For centuries, Armenians have set aside the Feast of Vartanantz Day to honor their heroic ancestors and pay tribute to their memory. But how can we really do that today? We could, of course, speak of our noble ancestors in glowing terms, praising them and celebrating their accomplishments in song and speech. But frankly, I believe Vartanank would care very little for our testimonies and accolades. However, I believe we can honor these heroes if we live by the principles, values and causes for which they died. We can honor them if we hear their message, take it to heart and apply it to our lives. We can honor them if our faith, like theirs, can stand the test – if we can serve the cause of the King of kings, Jesus Christ.

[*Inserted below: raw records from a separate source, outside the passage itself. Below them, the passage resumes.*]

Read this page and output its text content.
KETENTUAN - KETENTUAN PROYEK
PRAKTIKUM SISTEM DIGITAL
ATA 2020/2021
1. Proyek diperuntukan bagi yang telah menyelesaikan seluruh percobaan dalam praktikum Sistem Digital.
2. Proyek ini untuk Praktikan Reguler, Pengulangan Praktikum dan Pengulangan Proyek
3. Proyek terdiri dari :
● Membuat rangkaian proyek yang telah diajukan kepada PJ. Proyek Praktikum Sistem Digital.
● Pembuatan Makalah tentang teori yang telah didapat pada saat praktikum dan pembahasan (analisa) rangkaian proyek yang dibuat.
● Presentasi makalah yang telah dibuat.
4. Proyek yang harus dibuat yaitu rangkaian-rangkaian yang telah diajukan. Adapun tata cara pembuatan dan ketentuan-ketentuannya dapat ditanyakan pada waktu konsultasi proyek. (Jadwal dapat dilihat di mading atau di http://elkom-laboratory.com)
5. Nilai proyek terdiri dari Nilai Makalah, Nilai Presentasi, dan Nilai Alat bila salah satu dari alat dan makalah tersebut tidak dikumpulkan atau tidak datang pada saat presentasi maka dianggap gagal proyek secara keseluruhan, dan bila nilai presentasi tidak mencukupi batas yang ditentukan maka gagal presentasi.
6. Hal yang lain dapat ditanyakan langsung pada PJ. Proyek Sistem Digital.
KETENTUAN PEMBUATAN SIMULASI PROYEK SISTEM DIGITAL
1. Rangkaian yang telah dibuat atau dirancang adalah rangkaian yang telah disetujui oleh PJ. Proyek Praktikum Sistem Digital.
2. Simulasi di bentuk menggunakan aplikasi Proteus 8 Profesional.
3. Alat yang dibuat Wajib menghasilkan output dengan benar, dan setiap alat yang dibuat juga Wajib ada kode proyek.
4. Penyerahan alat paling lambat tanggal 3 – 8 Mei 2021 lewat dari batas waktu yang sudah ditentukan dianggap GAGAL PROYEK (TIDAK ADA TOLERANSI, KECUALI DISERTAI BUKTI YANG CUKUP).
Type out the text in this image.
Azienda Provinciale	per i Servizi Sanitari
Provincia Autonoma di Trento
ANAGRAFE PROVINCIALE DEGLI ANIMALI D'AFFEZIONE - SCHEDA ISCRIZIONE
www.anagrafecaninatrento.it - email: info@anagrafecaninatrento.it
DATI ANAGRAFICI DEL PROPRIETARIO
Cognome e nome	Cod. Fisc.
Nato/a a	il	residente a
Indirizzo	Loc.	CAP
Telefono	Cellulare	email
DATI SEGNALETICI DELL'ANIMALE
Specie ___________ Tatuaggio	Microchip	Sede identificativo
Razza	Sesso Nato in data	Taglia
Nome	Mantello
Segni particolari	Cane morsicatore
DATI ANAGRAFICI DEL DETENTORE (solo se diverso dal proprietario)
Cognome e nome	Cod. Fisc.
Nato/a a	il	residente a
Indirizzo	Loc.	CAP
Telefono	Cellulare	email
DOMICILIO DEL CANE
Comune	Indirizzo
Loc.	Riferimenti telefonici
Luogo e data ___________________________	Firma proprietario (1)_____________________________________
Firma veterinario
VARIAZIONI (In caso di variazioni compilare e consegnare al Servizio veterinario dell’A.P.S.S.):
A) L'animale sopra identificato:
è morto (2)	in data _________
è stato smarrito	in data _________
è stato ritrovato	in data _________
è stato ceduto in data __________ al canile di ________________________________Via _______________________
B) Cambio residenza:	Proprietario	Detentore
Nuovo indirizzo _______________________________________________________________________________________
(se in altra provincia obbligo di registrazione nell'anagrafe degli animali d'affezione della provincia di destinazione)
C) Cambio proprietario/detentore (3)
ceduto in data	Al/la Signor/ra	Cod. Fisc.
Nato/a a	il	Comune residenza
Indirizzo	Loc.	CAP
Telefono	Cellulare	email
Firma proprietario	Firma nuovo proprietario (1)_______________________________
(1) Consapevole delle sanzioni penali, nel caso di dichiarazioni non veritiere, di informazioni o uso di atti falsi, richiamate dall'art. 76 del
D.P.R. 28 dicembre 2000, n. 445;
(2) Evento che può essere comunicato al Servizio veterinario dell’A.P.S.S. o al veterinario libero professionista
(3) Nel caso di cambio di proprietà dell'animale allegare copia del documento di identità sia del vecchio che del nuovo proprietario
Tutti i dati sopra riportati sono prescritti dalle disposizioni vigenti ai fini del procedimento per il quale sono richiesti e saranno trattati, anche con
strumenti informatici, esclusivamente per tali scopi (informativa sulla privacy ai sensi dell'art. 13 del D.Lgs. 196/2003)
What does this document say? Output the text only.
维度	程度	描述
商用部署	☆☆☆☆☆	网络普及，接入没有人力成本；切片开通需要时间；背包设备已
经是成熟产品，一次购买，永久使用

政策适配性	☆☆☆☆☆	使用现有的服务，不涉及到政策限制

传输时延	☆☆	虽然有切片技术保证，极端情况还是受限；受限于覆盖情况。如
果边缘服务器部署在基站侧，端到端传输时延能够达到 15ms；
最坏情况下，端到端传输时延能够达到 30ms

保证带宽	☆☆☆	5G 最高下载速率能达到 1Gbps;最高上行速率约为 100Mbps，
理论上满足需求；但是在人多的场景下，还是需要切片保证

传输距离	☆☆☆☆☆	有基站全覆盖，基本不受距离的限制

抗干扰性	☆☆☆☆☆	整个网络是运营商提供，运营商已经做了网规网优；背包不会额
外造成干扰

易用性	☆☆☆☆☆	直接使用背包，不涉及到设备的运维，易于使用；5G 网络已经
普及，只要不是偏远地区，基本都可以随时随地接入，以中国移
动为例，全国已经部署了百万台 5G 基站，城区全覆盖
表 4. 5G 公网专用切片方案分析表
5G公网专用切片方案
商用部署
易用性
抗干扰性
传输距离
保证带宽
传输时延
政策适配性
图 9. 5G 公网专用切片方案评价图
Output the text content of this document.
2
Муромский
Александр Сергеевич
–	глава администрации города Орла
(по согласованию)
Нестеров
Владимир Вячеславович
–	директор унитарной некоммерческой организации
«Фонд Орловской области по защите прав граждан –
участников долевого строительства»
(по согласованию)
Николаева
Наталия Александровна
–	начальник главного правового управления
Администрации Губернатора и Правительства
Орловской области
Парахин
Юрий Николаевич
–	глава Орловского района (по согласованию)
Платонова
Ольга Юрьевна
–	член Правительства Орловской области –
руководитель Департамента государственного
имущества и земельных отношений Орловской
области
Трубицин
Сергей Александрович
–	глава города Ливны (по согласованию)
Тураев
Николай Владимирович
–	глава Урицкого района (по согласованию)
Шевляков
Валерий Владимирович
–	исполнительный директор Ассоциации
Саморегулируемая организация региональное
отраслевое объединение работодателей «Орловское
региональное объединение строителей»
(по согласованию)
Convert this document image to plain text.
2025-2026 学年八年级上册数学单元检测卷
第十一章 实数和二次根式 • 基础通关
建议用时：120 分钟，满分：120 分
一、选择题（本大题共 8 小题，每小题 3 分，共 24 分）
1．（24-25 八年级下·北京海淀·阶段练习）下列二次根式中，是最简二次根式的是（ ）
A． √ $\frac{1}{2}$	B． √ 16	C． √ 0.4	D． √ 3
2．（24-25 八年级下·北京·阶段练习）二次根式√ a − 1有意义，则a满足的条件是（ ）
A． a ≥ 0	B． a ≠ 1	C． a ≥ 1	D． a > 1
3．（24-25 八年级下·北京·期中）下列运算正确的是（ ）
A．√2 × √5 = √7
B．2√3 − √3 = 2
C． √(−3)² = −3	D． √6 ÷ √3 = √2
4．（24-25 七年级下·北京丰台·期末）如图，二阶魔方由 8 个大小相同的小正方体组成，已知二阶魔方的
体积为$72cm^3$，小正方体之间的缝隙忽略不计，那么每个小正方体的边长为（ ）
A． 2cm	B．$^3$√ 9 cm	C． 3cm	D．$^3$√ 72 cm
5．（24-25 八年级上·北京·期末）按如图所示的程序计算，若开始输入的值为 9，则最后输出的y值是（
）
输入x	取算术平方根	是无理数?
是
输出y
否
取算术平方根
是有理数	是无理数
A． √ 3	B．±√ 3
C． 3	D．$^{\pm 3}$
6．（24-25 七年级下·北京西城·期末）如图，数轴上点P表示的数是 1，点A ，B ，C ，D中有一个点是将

Certainly we can cherish Vartan and Vartanank, but the faith of our fathers cannot serve us and save us. The vital faith that accomplishes and sustains always has to be a contemporary faith. If the sacrifice and contribution of Vartan and Vartanank are to have any significance for us, their Christian faith has to be reborn in our generation, and we have to come to grips with it in terms of our problems and challenges.
Finally, Vartan and Vartanank were the heroes who tolled the bell for freedom. They paid a high price for freedom. That freedom can be kept only with great vigilance. It can be lost overnight by a generation that exploits its privileges and renounces its responsibilities. Freedom is a spiritual quality that lives in the hearts and wills of those who are determined to keep it.
Honoring Vartan and Vartanank demands of us, in the words of the Apostle Paul, “Standing firm in our faith, being courageous and strong.” Keep ringing the bell of freedom and living by those ideals and causes for which our noble ancestors died.